Asimov’s for January 2014
The issue’s lead is a novelette: “Memorials” by Aliette de Bodard. Anticolonial theme, part of a series of stories sharing a setting. Addresses some of the ideas in Leah Cypress’s “What We Ourselves Are Not,” in the September 2013 issue: you’ve got your dispossessed people struggling to retain their cultural distinction, and you’ve got your memorial created from memories of the people but developed by outsiders. The issue is still cultural appropriation, but the metaphors are a little less literal: xoxing the recently deceased and putting them into, or not putting them into, virtual worlds. The story walks around the issue, kicks the tires, and lands in about the same place, ultimately, though the personal drama was well-handled and the stakes higher than teenage pique. Good pacing for a novelette; it felt shorter than it was.
Ian McHugh’s short story “Extracted Journal Notes for an Ethnography of Bnebene Nomad Culture” takes the form of, as its title suggests, diary entries by an anthropologist engaged in an ethnographic study of aliens.
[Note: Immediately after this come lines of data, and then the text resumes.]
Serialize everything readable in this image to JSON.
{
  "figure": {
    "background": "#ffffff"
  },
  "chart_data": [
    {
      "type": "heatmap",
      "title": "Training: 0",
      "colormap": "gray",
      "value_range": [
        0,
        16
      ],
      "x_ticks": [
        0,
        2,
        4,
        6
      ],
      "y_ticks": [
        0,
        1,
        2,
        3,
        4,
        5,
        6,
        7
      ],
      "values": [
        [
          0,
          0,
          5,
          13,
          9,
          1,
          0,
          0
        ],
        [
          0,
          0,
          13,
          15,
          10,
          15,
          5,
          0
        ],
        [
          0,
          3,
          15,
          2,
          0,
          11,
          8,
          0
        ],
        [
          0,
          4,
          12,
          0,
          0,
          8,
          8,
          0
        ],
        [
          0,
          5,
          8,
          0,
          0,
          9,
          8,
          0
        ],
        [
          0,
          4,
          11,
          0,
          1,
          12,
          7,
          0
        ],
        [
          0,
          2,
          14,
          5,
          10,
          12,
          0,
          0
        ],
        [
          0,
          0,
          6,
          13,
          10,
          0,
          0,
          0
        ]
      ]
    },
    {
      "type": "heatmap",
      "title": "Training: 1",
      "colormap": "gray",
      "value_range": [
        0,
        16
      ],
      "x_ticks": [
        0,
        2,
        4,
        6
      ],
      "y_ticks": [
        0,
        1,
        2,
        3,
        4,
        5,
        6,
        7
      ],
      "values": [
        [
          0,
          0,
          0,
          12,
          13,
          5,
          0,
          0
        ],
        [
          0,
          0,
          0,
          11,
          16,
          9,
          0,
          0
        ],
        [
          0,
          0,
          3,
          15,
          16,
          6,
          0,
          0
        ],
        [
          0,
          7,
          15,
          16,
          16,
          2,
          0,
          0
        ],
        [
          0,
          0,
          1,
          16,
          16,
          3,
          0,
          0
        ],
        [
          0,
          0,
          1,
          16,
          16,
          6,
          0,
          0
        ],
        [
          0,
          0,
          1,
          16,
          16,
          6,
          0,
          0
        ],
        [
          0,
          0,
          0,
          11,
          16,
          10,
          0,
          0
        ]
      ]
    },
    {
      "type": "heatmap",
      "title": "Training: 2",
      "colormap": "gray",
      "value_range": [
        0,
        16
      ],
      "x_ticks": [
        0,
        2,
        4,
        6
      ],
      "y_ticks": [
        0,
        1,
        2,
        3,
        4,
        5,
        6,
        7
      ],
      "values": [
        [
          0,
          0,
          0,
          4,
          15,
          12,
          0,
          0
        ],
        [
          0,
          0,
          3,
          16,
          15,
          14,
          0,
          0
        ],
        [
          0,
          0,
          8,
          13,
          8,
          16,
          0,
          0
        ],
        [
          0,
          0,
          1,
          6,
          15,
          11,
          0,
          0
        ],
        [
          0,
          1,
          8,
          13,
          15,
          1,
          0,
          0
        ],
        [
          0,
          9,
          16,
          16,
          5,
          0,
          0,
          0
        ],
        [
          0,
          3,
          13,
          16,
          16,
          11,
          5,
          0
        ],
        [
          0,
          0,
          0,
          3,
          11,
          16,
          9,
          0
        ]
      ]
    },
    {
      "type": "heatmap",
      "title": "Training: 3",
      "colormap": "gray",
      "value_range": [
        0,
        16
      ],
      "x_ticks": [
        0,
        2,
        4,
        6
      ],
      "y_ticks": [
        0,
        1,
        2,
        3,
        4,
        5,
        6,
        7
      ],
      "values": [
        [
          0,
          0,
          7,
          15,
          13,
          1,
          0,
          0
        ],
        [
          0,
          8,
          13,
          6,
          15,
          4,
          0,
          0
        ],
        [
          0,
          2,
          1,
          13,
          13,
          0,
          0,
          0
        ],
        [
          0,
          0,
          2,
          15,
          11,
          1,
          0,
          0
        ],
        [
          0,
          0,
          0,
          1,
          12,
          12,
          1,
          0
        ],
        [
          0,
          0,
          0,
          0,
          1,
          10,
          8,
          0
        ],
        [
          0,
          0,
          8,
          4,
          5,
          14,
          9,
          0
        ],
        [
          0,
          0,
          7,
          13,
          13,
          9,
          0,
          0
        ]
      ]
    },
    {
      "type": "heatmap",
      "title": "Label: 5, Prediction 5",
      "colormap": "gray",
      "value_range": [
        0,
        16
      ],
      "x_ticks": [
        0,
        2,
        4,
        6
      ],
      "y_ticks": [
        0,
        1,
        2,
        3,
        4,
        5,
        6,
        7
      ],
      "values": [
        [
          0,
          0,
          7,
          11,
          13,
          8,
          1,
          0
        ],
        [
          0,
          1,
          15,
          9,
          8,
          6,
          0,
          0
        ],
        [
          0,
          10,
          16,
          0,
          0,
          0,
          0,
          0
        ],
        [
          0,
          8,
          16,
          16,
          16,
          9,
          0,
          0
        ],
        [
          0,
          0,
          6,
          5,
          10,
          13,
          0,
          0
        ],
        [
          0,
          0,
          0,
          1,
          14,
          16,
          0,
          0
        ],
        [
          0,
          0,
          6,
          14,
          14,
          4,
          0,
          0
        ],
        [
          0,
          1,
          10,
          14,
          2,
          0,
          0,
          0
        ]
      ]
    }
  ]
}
These impressively alien aliens possess genders and cultural identities not matching anything human, the details of which must be inferred from limited data. The story presents a puzzle I’m not sure I understood the answer to, but I found the level of specificity and detail impressive. Anybody who can break down the nature of Irene’s discovery and the ramifications of the events of the story’s conclusion, let me know! Leave a comment! I don’t think I quite got it.
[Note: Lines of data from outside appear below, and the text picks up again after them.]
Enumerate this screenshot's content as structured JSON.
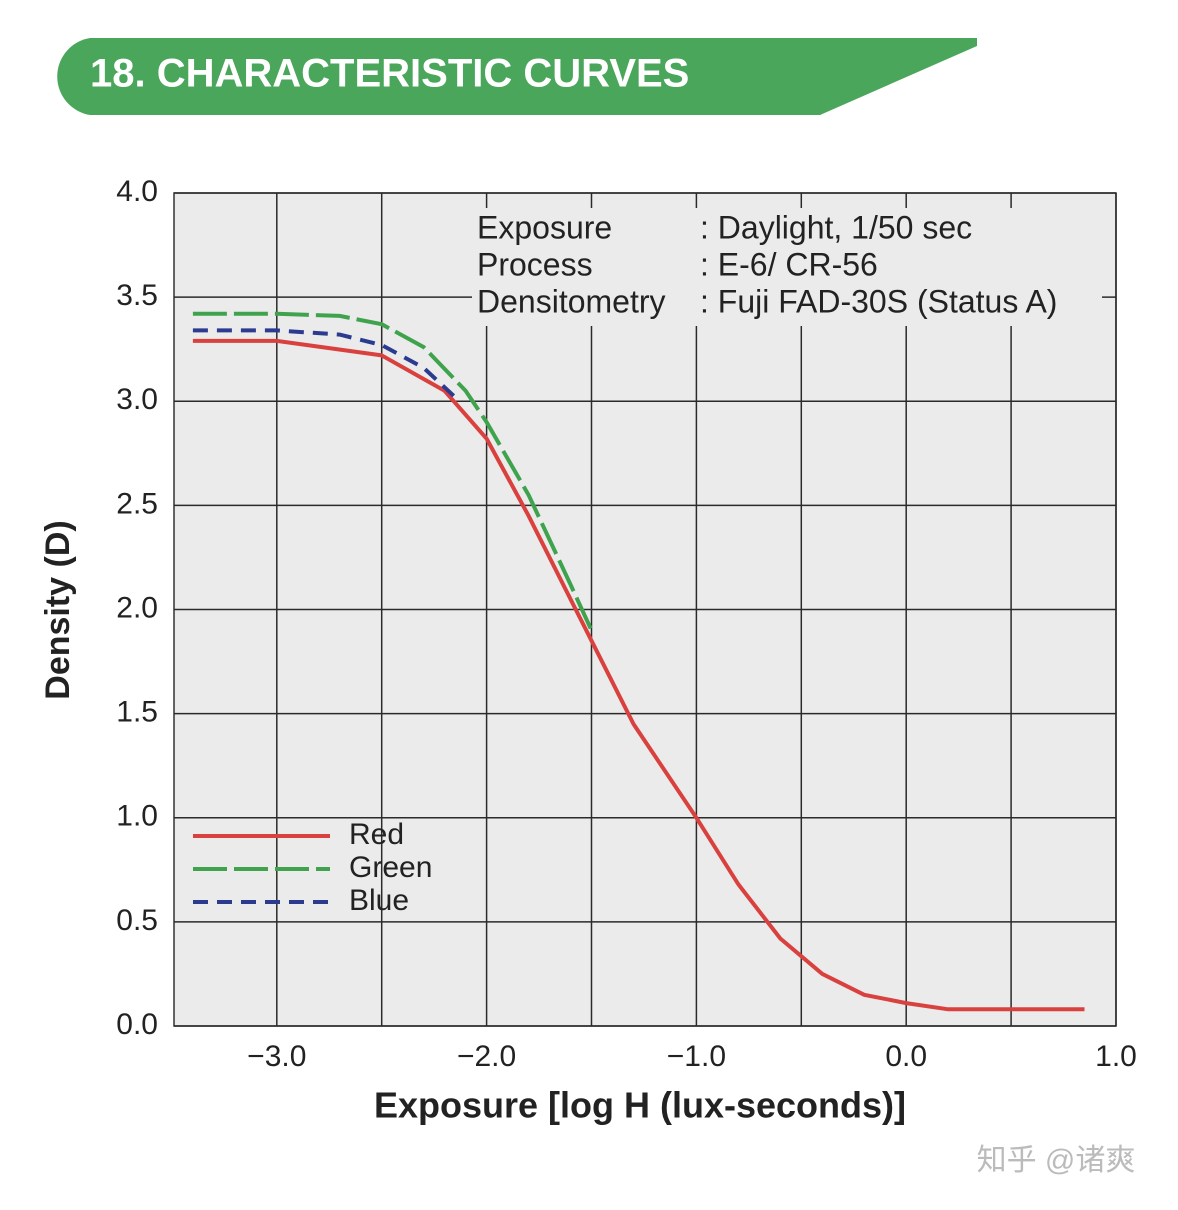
{
  "header": {
    "title": "18.  CHARACTERISTIC  CURVES"
  },
  "chart_data": {
    "type": "line",
    "xlabel": "Exposure [log H (lux-seconds)]",
    "ylabel": "Density (D)",
    "xlim": [
      -3.49,
      1.0
    ],
    "ylim": [
      0,
      4
    ],
    "xticks": [
      {
        "value": -3,
        "label": "−3.0"
      },
      {
        "value": -2,
        "label": "−2.0"
      },
      {
        "value": -1,
        "label": "−1.0"
      },
      {
        "value": 0,
        "label": "0.0"
      },
      {
        "value": 1,
        "label": "1.0"
      }
    ],
    "xminor": [
      -2.5,
      -1.5,
      -0.5,
      0.5
    ],
    "yticks": [
      {
        "value": 0,
        "label": "0.0"
      },
      {
        "value": 0.5,
        "label": "0.5"
      },
      {
        "value": 1,
        "label": "1.0"
      },
      {
        "value": 1.5,
        "label": "1.5"
      },
      {
        "value": 2,
        "label": "2.0"
      },
      {
        "value": 2.5,
        "label": "2.5"
      },
      {
        "value": 3,
        "label": "3.0"
      },
      {
        "value": 3.5,
        "label": "3.5"
      },
      {
        "value": 4,
        "label": "4.0"
      }
    ],
    "grid": true,
    "legend": "lower-left",
    "annotations": [
      {
        "label": "Exposure",
        "value": ": Daylight, 1/50 sec"
      },
      {
        "label": "Process",
        "value": ": E-6/ CR-56"
      },
      {
        "label": "Densitometry",
        "value": ": Fuji FAD-30S (Status A)"
      }
    ],
    "series": [
      {
        "name": "Red",
        "color": "#d9413f",
        "dash": "solid",
        "x": [
          -3.4,
          -3.0,
          -2.5,
          -2.2,
          -2.0,
          -1.8,
          -1.6,
          -1.5,
          -1.3,
          -1.0,
          -0.8,
          -0.6,
          -0.4,
          -0.2,
          0.0,
          0.2,
          0.5,
          0.85
        ],
        "values": [
          3.29,
          3.29,
          3.22,
          3.05,
          2.82,
          2.45,
          2.05,
          1.85,
          1.45,
          1.0,
          0.68,
          0.42,
          0.25,
          0.15,
          0.11,
          0.08,
          0.08,
          0.08
        ]
      },
      {
        "name": "Green",
        "color": "#3fa34d",
        "dash": "long-dash",
        "x": [
          -3.4,
          -3.0,
          -2.7,
          -2.5,
          -2.3,
          -2.1,
          -2.0,
          -1.8,
          -1.6,
          -1.5
        ],
        "values": [
          3.42,
          3.42,
          3.41,
          3.37,
          3.26,
          3.05,
          2.9,
          2.55,
          2.12,
          1.9
        ]
      },
      {
        "name": "Blue",
        "color": "#2b3b8f",
        "dash": "dash",
        "x": [
          -3.4,
          -3.0,
          -2.7,
          -2.5,
          -2.3,
          -2.15
        ],
        "values": [
          3.34,
          3.34,
          3.32,
          3.27,
          3.16,
          3.02
        ]
      }
    ]
  },
  "watermark": "知乎 @诸爽"
}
The author of “Static,” William Jablonsky, broke it up into a series of short vignettes, timeskips over the course of a single night; structurally it’s thus similar to last issue’s “Bloom” although the theme couldn’t be more different. During a mysterious space event (no doubt an ionic disturbance in the vicinity of the Van Allen belt) a couple with an infant son start getting phone calls from forwards, backwards, and possibly sideways in time. I enjoyed the unfolding of what was happening, and what it implied about the infant son, but the ending wrapped up everything a little too pat for my tastes; I would have preferred not knowing who Chloe was.
Like the two stories before it, Ron Collins’s novelette “Primes” has a disjointed feel, with time skipping forwards in a series of short vignettes. However it’s a very different feel, hardboiled in the style of detective stories. There are a million stories in the naked city, and this one is about a man hacking the push-marketing feed that everybody’s got implanted in their brains in order to rape women and feel like a big man. It may be a fine example of the form, but hardboiled isn’t a style that I’m into; this is one I didn’t care for. Not saying it didn’t do what it set out to do well.
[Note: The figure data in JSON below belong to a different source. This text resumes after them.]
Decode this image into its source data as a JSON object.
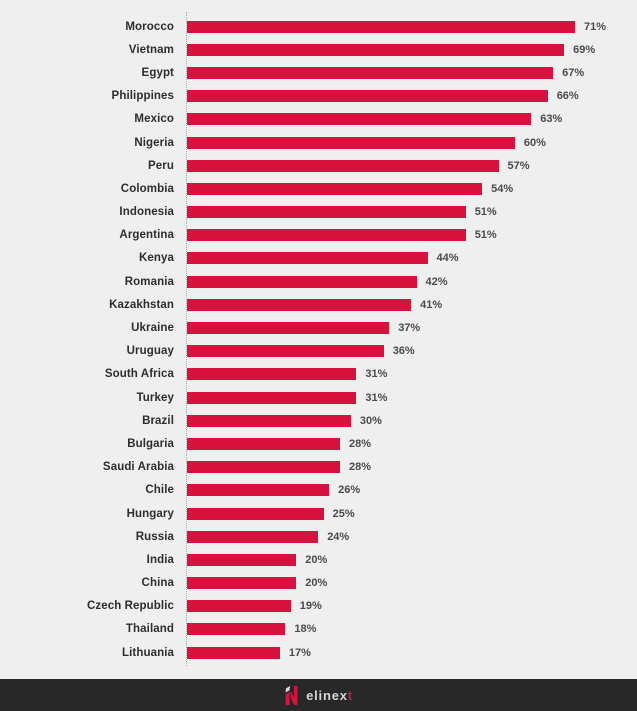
{
  "chart_data": {
    "type": "bar",
    "orientation": "horizontal",
    "title": "",
    "xlabel": "",
    "ylabel": "",
    "grid": false,
    "legend": false,
    "value_suffix": "%",
    "xlim": [
      0,
      75
    ],
    "categories": [
      "Morocco",
      "Vietnam",
      "Egypt",
      "Philippines",
      "Mexico",
      "Nigeria",
      "Peru",
      "Colombia",
      "Indonesia",
      "Argentina",
      "Kenya",
      "Romania",
      "Kazakhstan",
      "Ukraine",
      "Uruguay",
      "South Africa",
      "Turkey",
      "Brazil",
      "Bulgaria",
      "Saudi Arabia",
      "Chile",
      "Hungary",
      "Russia",
      "India",
      "China",
      "Czech Republic",
      "Thailand",
      "Lithuania"
    ],
    "values": [
      71,
      69,
      67,
      66,
      63,
      60,
      57,
      54,
      51,
      51,
      44,
      42,
      41,
      37,
      36,
      31,
      31,
      30,
      28,
      28,
      26,
      25,
      24,
      20,
      20,
      19,
      18,
      17
    ],
    "bar_color": "#d8123f",
    "category_label_color": "#2d2d2d",
    "value_label_color": "#4a4a4a",
    "background_color": "#f0efef",
    "axis_line_style": "dotted"
  },
  "footer": {
    "background_color": "#282828",
    "logo_icon": "elinext-n-mark",
    "brand_main": "elinex",
    "brand_accent": "t"
  }
}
On the other hand, “The Carl Paradox” by Steve Rasnic Tem does stuff I’m big into: time travel and paradoxes. It’s your classic structure: man goes back in time to warn younger self of poor life choices, new iteration of man from newly-created future shows up to warn first two versions of man about a whole different batch of poor life choices, and so on until it’s like the stateroom scene from A Night at the Opera, there are so many Carls in there. Maybe it’s because I hold time travelley, paradoxy stories to a higher standard, but this one felt like something out of Year’s Best Science Fiction 1961; it lacked the freshness I’ve come to expect of an Asimov’s.
Finally, Nancy Kress’s novelette “the Common Good” rounds out the issue. Fifty-six years after aliens pretty much end civilization, humanity slowly rebuilds with the aid of those same aliens. Apparently. The protagonist, a backwoods bumpkin, doesn’t understand much of the world around him, and much of what he sees is ambiguous, confusing, or contradictory. This isn’t a knock on the story, which is maybe my favorite of the issue; Zed’s growing understanding forms its arc, and the reader is placed very effectively into his shoes. What constitutes the greater good?
Looking over what I’ve written here, I may sound overly negative. So let me be clear: I enjoyed reading all of the stories with the exception of “Primes,” and I didn’t enjoy “Primes” because it isn’t my cup of tea, not because it was badly done.